The middle section has examples of atheist scholars being wrong... but are examples of atheists scholars being wrong evidence against atheism? We know they were wrong, because atheistic scholarship has deeply-flawed-but-integral self-correction mechanisms. What self-correction have religions done, in the last 100 years? Or is this an isolated demand for rigor, because the pro-belief case is simply that some religion is inerrant, even if we don't know which (if any!) presently-practiced religion is inerrant, therefore, no religion needs to self-correct?
There's also a section on miricles, which includes:
Shouldn't we question which miracles are "diabolical" and which are "divine? And why deny another religion's morals, if you don't deny its signs and wonders of other religions? And doesn't this "prove too much," inasmuch as it's also true of conspiracy theories, cryptids (fun fact: Scotland's national animal isn't the unicorn, because someone thought it'd be funny - the Scots genuinely believed unicorns existed, at the time they chose it), and UFO sightings?

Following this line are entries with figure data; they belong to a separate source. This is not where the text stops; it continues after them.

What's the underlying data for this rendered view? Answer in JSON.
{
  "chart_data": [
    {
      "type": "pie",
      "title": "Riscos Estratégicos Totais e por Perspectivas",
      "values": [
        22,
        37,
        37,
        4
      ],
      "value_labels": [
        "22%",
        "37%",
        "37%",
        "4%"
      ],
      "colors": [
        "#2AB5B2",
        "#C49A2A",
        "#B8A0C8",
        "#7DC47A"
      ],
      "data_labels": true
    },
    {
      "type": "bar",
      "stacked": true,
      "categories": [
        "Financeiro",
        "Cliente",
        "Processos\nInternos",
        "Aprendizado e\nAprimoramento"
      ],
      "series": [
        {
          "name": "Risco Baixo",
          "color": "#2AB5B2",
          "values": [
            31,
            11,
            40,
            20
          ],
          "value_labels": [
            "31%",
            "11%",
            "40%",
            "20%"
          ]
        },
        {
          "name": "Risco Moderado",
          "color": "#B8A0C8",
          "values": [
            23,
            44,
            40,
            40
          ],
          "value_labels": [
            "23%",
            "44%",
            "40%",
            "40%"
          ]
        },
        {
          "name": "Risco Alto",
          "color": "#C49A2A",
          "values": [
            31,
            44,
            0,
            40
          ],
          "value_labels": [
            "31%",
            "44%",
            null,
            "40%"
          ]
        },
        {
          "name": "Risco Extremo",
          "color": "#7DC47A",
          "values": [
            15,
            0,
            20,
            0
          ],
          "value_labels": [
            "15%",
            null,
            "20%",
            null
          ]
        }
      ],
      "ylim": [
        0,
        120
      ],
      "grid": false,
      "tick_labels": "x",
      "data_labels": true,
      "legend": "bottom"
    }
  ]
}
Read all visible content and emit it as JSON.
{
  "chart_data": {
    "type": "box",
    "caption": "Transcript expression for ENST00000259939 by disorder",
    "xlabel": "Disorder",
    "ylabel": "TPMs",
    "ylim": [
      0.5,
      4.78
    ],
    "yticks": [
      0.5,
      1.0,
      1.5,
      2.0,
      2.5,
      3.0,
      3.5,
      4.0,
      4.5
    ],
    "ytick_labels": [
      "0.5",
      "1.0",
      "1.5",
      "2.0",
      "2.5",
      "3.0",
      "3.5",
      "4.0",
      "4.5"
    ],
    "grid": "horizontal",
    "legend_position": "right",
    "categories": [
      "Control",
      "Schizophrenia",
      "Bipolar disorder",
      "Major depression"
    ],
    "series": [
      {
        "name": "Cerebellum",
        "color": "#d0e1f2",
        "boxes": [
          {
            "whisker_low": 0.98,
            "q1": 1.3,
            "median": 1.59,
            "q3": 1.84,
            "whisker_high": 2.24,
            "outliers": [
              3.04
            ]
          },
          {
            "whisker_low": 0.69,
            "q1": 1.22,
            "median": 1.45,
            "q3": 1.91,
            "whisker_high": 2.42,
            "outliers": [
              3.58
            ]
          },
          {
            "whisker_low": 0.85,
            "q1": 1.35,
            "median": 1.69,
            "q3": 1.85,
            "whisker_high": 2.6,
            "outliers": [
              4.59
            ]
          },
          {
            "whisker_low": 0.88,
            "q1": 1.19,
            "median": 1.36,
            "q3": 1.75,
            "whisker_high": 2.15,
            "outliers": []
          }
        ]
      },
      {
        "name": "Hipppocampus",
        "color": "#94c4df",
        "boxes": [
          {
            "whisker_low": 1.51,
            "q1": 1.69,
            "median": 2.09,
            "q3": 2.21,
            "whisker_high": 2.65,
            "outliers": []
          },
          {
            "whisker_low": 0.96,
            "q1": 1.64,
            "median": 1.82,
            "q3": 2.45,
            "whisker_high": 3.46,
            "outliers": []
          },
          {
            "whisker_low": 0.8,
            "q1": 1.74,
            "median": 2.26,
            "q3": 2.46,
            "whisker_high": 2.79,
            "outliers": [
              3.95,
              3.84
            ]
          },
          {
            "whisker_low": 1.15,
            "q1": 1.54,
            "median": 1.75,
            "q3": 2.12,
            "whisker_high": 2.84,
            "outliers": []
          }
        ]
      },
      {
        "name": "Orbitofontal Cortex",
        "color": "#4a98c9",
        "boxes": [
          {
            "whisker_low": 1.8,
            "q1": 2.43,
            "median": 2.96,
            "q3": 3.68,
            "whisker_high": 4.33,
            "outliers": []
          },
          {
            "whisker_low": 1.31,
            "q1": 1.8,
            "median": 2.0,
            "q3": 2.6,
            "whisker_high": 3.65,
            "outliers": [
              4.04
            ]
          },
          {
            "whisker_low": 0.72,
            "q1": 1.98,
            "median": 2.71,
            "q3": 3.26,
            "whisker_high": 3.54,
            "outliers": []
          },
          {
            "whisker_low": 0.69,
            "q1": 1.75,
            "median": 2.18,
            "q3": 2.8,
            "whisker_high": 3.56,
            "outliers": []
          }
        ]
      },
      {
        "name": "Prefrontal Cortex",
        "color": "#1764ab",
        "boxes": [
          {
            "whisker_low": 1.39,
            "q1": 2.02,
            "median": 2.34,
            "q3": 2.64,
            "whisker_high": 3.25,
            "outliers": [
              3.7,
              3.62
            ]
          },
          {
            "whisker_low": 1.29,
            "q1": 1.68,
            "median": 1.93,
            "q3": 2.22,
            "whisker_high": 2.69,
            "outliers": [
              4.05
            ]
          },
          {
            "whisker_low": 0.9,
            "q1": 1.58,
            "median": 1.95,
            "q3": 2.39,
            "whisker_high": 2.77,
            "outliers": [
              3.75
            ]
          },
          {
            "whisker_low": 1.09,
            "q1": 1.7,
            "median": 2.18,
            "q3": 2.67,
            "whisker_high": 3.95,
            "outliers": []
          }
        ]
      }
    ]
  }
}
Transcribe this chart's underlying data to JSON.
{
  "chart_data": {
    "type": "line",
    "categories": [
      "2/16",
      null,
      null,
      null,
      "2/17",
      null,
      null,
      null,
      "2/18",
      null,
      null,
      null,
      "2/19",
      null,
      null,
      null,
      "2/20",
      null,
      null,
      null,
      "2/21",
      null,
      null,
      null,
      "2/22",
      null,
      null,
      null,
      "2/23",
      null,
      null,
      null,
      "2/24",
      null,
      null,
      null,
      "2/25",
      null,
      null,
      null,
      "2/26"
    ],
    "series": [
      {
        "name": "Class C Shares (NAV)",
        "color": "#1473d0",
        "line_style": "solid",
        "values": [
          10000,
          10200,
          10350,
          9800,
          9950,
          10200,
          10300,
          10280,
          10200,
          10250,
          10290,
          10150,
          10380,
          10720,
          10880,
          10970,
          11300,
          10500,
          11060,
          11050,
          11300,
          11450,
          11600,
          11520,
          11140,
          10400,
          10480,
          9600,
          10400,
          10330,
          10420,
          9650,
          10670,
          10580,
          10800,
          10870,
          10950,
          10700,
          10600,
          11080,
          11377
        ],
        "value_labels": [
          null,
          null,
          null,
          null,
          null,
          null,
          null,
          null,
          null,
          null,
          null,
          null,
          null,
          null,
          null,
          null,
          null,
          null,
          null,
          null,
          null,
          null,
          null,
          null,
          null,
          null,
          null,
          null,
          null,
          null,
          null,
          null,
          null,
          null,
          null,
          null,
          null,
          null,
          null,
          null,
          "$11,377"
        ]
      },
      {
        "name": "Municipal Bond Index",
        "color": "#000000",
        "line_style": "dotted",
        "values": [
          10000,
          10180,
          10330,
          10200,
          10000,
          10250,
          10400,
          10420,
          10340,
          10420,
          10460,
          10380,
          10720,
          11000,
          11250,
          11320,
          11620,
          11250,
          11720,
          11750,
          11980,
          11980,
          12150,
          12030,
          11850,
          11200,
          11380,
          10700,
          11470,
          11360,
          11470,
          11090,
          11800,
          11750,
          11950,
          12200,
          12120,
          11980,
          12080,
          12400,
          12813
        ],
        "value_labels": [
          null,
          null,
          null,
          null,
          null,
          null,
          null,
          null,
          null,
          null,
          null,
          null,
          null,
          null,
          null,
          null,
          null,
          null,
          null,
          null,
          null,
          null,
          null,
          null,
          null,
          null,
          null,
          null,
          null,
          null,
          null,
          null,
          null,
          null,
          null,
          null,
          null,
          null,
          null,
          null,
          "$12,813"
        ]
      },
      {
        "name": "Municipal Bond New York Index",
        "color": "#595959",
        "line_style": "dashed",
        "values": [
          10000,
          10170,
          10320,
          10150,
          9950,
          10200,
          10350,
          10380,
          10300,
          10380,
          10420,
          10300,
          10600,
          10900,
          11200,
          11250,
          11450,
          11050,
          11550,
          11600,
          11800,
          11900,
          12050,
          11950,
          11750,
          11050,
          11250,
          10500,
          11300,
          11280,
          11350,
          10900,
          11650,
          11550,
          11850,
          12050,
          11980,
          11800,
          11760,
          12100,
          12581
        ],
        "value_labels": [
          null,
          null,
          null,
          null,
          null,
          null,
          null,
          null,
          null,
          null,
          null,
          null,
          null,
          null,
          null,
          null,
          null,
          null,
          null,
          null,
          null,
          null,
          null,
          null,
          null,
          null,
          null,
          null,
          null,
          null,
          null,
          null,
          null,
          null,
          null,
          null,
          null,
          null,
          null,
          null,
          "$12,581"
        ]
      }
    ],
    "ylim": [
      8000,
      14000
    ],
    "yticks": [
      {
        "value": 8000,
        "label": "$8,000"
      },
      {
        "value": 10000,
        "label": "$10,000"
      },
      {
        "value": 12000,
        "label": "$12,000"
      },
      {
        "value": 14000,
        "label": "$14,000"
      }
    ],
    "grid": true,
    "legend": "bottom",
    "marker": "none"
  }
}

The review ends by making a strange argument promoting Christianity:
The last two paragraphs I quoted use opposing arguments to come to the same conclusion: Similarities to the "monomyth" are evidence of Truth and differences from the "monomyth" are also evidence of Truth.
Has anyone read this book? If so, does this review do a bad job relaying the book's thesis? Am I wrong to think that the thesis, as presented in the review, is unpersuasive? If I am wrong, how am I wrong?
No. This implies that everyone has evidence for miracles, and only by faith can they be denied. This is just plain false. Likewise, many who believe in miracles have only books to go on. This feels like a slightly less awful version of the "how can you not believe, when God is clearly pumping divine sensation into your system?" argument.
Evidence and proof are different things. The Eucharistic miracles, the healings given by the saints, the holy tilma, etc- these are individually weak arguments for the truth of the Catholic faith(and even non-Catholic Christians retreat to the evidence for the Catholic faith to try to prove the Christian religion in general). But when you combine them they become a pattern.
The 'it's just witnesses' argument is also spurious because this is how we know about every other historical event. Some of them had too many witnesses, some of them skeptical, to just be made up. And no, people in 1917 couldn't have faked the miracle of the sun. Nor could Joseph of Cupertino have caused himself to levitate using stage magic. Padre Pio couldn't have caused a woman's eyes to regrow. Legions of incorrupt saints come before modern embalming techniques.
This does not mean, of course, that every purported miracle is miraculous- the Roman Catholic Church itself regularly dismisses them as fake.
Uh huh, now step aside, every other religion in the world is in line behind you waiting to give the same speech.